The room happened to be very dark. Indeed all the waiters were gone to supper, and there were only two gentlemen snoring in their respective boxes. I saw a hand come quivering down from the ceiling—a very pretty hand, on which was a ring with a coronet, with a lion rampant gules for a crest. I saw that hand take a dip of ink and write across the paper. Mr.

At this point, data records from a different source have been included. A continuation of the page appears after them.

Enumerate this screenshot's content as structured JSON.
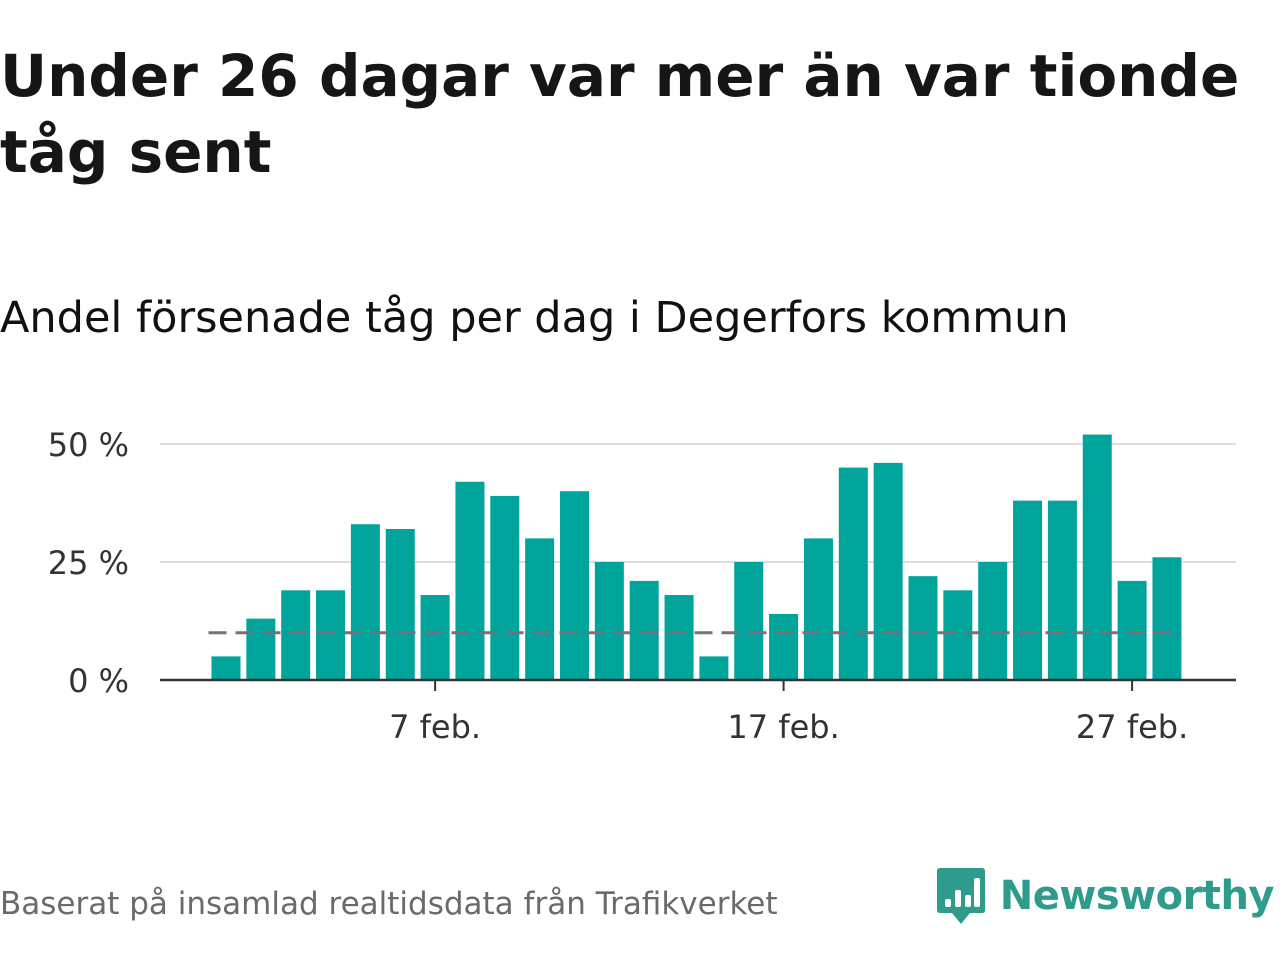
{
  "title": "Under 26 dagar var mer än var tionde tåg sent",
  "subtitle": "Andel försenade tåg per dag i Degerfors kommun",
  "source": "Baserat på insamlad realtidsdata från Trafikverket",
  "brand": {
    "name": "Newsworthy",
    "logo_icon": "newsworthy-logo-icon",
    "color": "#2f9b8c"
  },
  "colors": {
    "bar": "#00a49a",
    "reference_line": "#77707a",
    "grid": "#dddddd",
    "axis": "#333333",
    "tick_text": "#333333"
  },
  "chart_data": {
    "type": "bar",
    "x": [
      "2024-02-01",
      "2024-02-02",
      "2024-02-03",
      "2024-02-04",
      "2024-02-05",
      "2024-02-06",
      "2024-02-07",
      "2024-02-08",
      "2024-02-09",
      "2024-02-10",
      "2024-02-11",
      "2024-02-12",
      "2024-02-13",
      "2024-02-14",
      "2024-02-15",
      "2024-02-16",
      "2024-02-17",
      "2024-02-18",
      "2024-02-19",
      "2024-02-20",
      "2024-02-21",
      "2024-02-22",
      "2024-02-23",
      "2024-02-24",
      "2024-02-25",
      "2024-02-26",
      "2024-02-27",
      "2024-02-28"
    ],
    "values": [
      5,
      13,
      19,
      19,
      33,
      32,
      18,
      42,
      39,
      30,
      40,
      25,
      21,
      18,
      5,
      25,
      14,
      30,
      45,
      46,
      22,
      19,
      25,
      38,
      38,
      52,
      21,
      26
    ],
    "reference_value": 10,
    "ylim": [
      0,
      52
    ],
    "yticks": [
      0,
      25,
      50
    ],
    "ytick_labels": [
      "0 %",
      "25 %",
      "50 %"
    ],
    "xticks": [
      "2024-02-07",
      "2024-02-17",
      "2024-02-27"
    ],
    "xtick_labels": [
      "7 feb.",
      "17 feb.",
      "27 feb."
    ],
    "xlabel": "",
    "ylabel": "",
    "grid": true
  }
}
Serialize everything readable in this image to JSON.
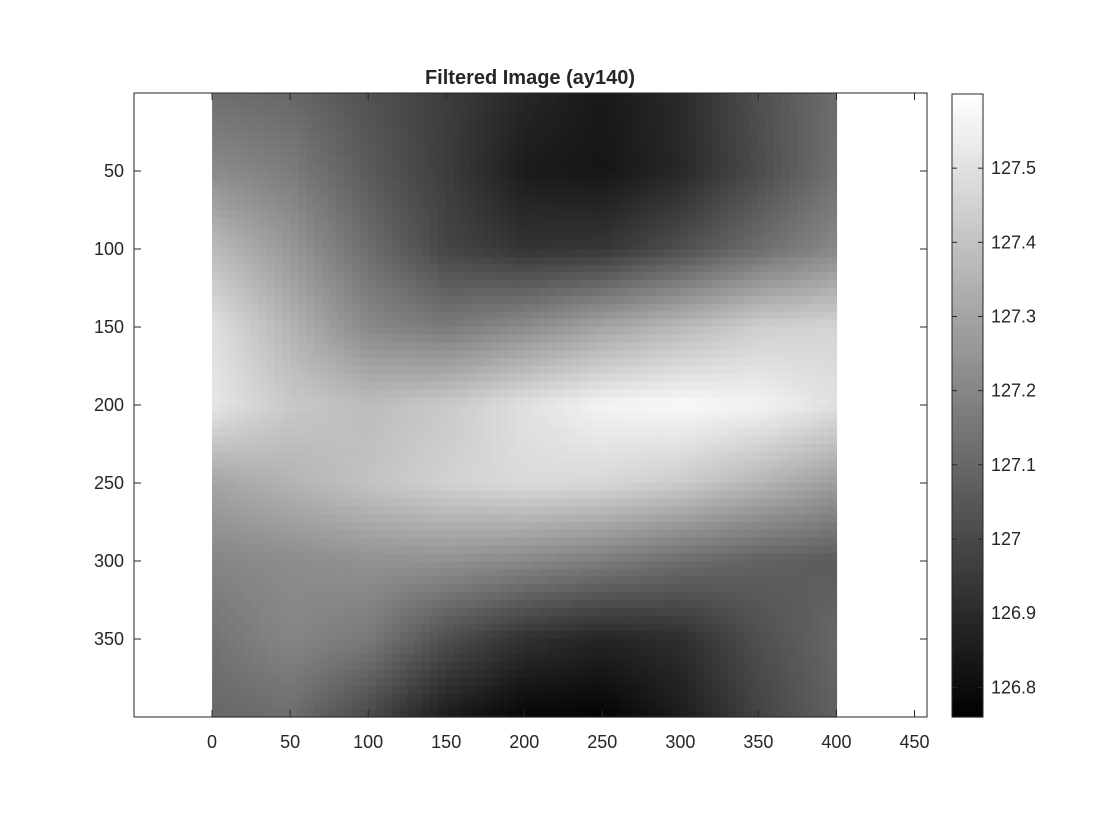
{
  "chart_data": {
    "type": "heatmap",
    "title": "Filtered Image (ay140)",
    "xlabel": "",
    "ylabel": "",
    "colormap": "gray",
    "grid": false,
    "image_extent": {
      "x": [
        0,
        400
      ],
      "y": [
        0,
        400
      ]
    },
    "xlim": [
      -50,
      458
    ],
    "ylim": [
      0,
      400
    ],
    "y_reversed": true,
    "x_ticks": [
      0,
      50,
      100,
      150,
      200,
      250,
      300,
      350,
      400,
      450
    ],
    "y_ticks": [
      50,
      100,
      150,
      200,
      250,
      300,
      350
    ],
    "colorbar": {
      "position": "right",
      "range": [
        126.76,
        127.6
      ],
      "ticks": [
        126.8,
        126.9,
        127,
        127.1,
        127.2,
        127.3,
        127.4,
        127.5
      ],
      "tick_labels": [
        "126.8",
        "126.9",
        "127",
        "127.1",
        "127.2",
        "127.3",
        "127.4",
        "127.5"
      ]
    },
    "grid_x": [
      0,
      50,
      100,
      150,
      200,
      250,
      300,
      350,
      400
    ],
    "grid_y": [
      0,
      50,
      100,
      150,
      200,
      250,
      300,
      350,
      400
    ],
    "values": [
      [
        127.12,
        127.1,
        127.03,
        126.96,
        126.89,
        126.84,
        126.9,
        127.02,
        127.12
      ],
      [
        127.22,
        127.17,
        127.06,
        126.96,
        126.85,
        126.83,
        126.89,
        127.01,
        127.13
      ],
      [
        127.38,
        127.26,
        127.12,
        126.99,
        126.93,
        126.94,
        127.02,
        127.12,
        127.21
      ],
      [
        127.5,
        127.35,
        127.21,
        127.16,
        127.22,
        127.3,
        127.37,
        127.44,
        127.46
      ],
      [
        127.52,
        127.42,
        127.38,
        127.42,
        127.5,
        127.56,
        127.58,
        127.56,
        127.5
      ],
      [
        127.3,
        127.35,
        127.4,
        127.45,
        127.48,
        127.47,
        127.43,
        127.36,
        127.28
      ],
      [
        127.2,
        127.22,
        127.24,
        127.24,
        127.21,
        127.17,
        127.12,
        127.08,
        127.06
      ],
      [
        127.14,
        127.2,
        127.16,
        127.02,
        126.92,
        126.88,
        126.91,
        127.02,
        127.1
      ],
      [
        127.1,
        127.12,
        127.0,
        126.85,
        126.78,
        126.77,
        126.85,
        126.98,
        127.08
      ]
    ]
  }
}
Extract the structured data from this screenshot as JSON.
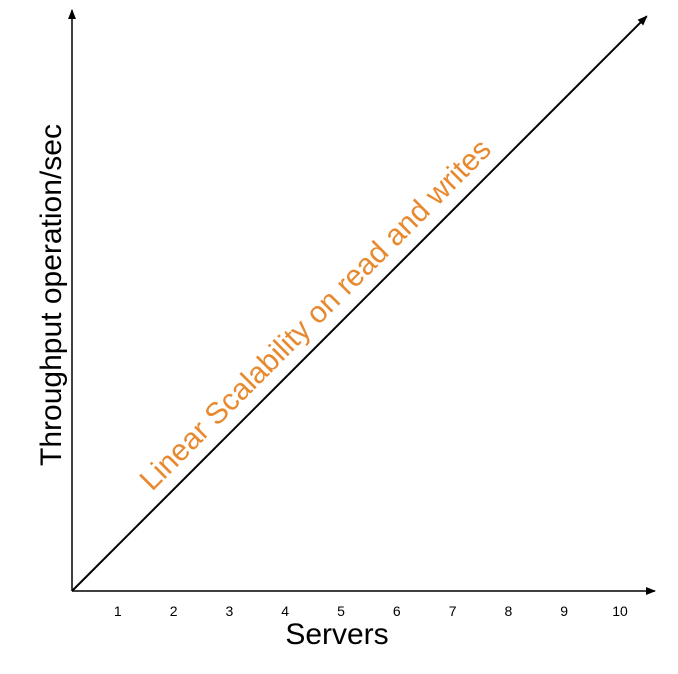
{
  "chart_data": {
    "type": "line",
    "xlabel": "Servers",
    "ylabel": "Throughput operation/sec",
    "x_ticks": [
      "1",
      "2",
      "3",
      "4",
      "5",
      "6",
      "7",
      "8",
      "9",
      "10"
    ],
    "xlim": [
      0,
      10.3
    ],
    "ylim": [
      0,
      10.3
    ],
    "grid": false,
    "legend": "none",
    "series": [
      {
        "x": [
          0,
          10.3
        ],
        "y": [
          0,
          10.3
        ],
        "color": "#000000"
      }
    ],
    "annotations": [
      {
        "text": "Linear Scalability on read and writes",
        "color": "#E8892F"
      }
    ]
  }
}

Pinto, then, taking a gray receipt stamp out of his blue leather pocketbook, fastened it on to the paper by the usual process; and the hand then wrote across the receipt stamp, went across the table and shook hands with Pinto, and then, as if waving him an adieu, vanished in the direction of the ceiling.

There was the paper before me, wet with the ink. There was the pen which THE HAND had used. Does anybody doubt me? I have that pen now,—a cedar stick of a not uncommon sort, and holding one of Gillott's pens. It is in my inkstand now, I tell you. Anybody may see it. The handwriting on the check, for such the document was, was the writing of a female. It ran thus:—"London, midnight, March 31, 1862. Pay the bearer one thousand and fifty pounds. Rachel Sidonia. To Messrs. Sidonia, Pozzosanto and Co., London."

"Noblest and best of women!" said Pinto, kissing the sheet of paper with much reverence. "My good Mr. Roundabout, I suppose you do not question THAT signature?"

Indeed the house of Sidonia, Pozzosanto and Co., is known to be one of the richest in Europe, and as for the Countess Rachel, she was known to be the chief manager of that enormously wealthy establishment. There was only one little difficulty, the Countess Rachel died last October.

I pointed out this circumstance, and tossed over the paper to Pinto with a sneer.

"C'est a brandre ou a laisser," he said with some heat. "You literary men are all imbrudent; but I did not tink you such a fool wie dis. Your box is not worth twenty pound, and I offer you a tausend because I know you want money to pay dat rascal Tom's college bills." (This strange man actually knew that my scapegrace Tom had been a source of great expense and annoyance to me.) "You see money costs me nothing, and you refuse to take it! Once, twice; will you take this check in exchange for your trumpery snuff-box?"

What could I do? My poor granny's legacy was valuable and dear to me, but after all a thousand guineas are not to be had every day. "Be it a bargain," said I. "Shall we have a glass of wine on it?" says Pinto; and to this proposal I also unwillingly acceded, reminding him, by the way, that he had not yet told me the story of the headless man.